Approx date first sighted: April 6, 2004
Log reference: http://forums.techguy.org/t217853.html
Symptoms: IE pages changed to about_:blank (which is changed to a search portal linking to searchx.cc) and a search page inside a DLL on the system, hijack returning on system reboot
Cleverness: 8/10
Manual removal difficulty: Involves lots of Registry editing
Identifying lines in HijackThis log:

R1 - HKCU\Software\Microsoft\Internet Explorer\Main,Search Bar = res://C: /WINDOWS\System32\gfmnaaa.dll/sp.html (obfuscated)
R1 - HKCU\Software\Microsoft\Internet Explorer\Main,Search Page = res://C: /WINDOWS\System32\gfmnaaa.dll/sp.html (obfuscated)
R1 - HKCU\Software\Microsoft\Internet Explorer\Search,SearchAssistant = res:// C: /WINDOWS\System32\gfmnaaa.dll/sp.html (obfuscated)
R1 - HKCU\Software\Microsoft\Internet Explorer\Main,HomeOldSP = about_:blank
O2 - BHO: (no name) - {48918FB4-1FD5-4DF3-87F0- 12C36350039D} - C: /WINDOWS\System32\gfmnaaa.dll

This variant is not very hard to spot, but slightly harder to troubleshoot since its symptoms look a lot like those of CWS.Xmlmimefilter. It drops a randomly named DLL in the system folder and sets the IE homepage/search pages to it. A BHO is also added pointing to the same DLL. The about_:blank page is modified by creating two new protocol filters for text/html and text/plain which allows the DLL to control most of the content flowing through the IE browser as web pages. The trojan keeps a record of all actions in a log file at c: /filter.log. Removing the two filters in the Registry, deleting the BHO, the DLL and the logfile and restoring the IE pages fixes this hijack.

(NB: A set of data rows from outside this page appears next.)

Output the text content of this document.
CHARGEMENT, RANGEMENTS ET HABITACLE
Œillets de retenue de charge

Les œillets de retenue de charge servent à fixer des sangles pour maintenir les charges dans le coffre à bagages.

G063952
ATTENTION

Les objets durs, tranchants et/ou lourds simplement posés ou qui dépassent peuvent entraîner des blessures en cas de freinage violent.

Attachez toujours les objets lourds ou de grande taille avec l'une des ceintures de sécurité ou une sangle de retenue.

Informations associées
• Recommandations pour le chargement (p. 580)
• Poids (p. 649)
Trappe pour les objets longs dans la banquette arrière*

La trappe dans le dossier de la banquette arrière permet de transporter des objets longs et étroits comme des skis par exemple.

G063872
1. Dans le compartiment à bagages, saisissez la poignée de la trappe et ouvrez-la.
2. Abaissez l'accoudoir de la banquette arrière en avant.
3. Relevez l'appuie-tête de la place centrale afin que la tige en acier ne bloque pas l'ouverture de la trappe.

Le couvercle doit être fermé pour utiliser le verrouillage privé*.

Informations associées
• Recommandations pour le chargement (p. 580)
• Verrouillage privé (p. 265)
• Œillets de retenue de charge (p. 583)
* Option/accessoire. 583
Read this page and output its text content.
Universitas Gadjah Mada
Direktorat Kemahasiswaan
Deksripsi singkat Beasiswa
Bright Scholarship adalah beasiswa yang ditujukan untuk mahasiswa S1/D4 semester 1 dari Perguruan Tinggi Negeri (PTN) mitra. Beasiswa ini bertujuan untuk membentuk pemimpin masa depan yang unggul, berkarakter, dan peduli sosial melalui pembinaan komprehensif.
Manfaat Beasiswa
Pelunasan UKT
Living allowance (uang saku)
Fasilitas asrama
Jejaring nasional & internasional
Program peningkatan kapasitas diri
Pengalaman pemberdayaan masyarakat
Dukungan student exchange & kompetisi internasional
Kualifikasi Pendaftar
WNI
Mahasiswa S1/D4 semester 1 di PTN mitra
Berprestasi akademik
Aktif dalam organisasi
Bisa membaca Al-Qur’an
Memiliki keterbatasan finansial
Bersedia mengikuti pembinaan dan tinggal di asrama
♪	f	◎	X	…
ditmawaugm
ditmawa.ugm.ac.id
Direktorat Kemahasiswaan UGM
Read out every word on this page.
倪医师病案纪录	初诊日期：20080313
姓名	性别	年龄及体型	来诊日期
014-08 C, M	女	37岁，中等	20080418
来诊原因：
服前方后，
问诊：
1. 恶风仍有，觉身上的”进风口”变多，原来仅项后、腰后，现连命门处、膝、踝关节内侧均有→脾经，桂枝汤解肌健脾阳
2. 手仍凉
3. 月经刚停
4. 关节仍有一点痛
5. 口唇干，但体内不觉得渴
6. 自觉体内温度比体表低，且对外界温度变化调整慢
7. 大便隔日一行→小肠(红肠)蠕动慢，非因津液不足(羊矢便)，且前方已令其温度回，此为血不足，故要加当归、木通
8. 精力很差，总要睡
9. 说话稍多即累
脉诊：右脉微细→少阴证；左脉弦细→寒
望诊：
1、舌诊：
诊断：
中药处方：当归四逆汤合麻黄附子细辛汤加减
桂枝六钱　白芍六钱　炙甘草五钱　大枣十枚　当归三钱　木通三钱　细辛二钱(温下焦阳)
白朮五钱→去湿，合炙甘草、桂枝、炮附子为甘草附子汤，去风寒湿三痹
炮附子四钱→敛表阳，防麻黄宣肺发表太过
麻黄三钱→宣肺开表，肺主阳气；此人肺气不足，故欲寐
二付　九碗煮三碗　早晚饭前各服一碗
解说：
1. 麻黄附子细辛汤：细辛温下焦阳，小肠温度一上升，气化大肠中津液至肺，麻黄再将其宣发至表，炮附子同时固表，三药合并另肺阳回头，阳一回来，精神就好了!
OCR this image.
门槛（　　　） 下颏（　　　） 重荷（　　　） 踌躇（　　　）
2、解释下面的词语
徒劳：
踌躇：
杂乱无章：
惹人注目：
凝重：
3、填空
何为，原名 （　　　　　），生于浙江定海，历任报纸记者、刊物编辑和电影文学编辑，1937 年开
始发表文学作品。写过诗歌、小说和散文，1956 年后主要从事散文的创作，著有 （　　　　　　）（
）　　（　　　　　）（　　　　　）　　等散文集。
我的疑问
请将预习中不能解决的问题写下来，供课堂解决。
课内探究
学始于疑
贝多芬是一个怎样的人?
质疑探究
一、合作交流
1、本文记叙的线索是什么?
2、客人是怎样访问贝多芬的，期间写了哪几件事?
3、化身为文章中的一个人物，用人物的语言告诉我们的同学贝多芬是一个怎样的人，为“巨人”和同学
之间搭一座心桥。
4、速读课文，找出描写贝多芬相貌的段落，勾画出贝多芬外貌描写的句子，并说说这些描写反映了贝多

Note: The CWS.Realyellowpage has been sighted together with this variant sometimes, causing CWShredder to not be able to remove this one. Refer to the manual removal method for that variant to delete the offending dll, then run CWShredder again to remove CWS.Searchx.

Spaces put after c: to avoid the :/ smiley.

Could someone explain this to me in plain English?

[Damian79]

I have the CWSearchX variation. This is what CWShredder site says:


Spaces put after c: to avoid the :/ smiley.

Could someone explain this to me in plain English?

The "R1"s are registries you have to remove(ie delete).
The "R0"s are registries you have to remove(using "modify") the value data.
click on start -> run -> enter "regedit.exe"

HKCU is Hkey_current user, the rest is easy to figure out.


The "O's" are Internet Explorer options you need to remove(ie unclick the "allow something" box). Then delete files the files following the option you have to remove.

The "BHO" thing however I have no idea what that is, email the guy.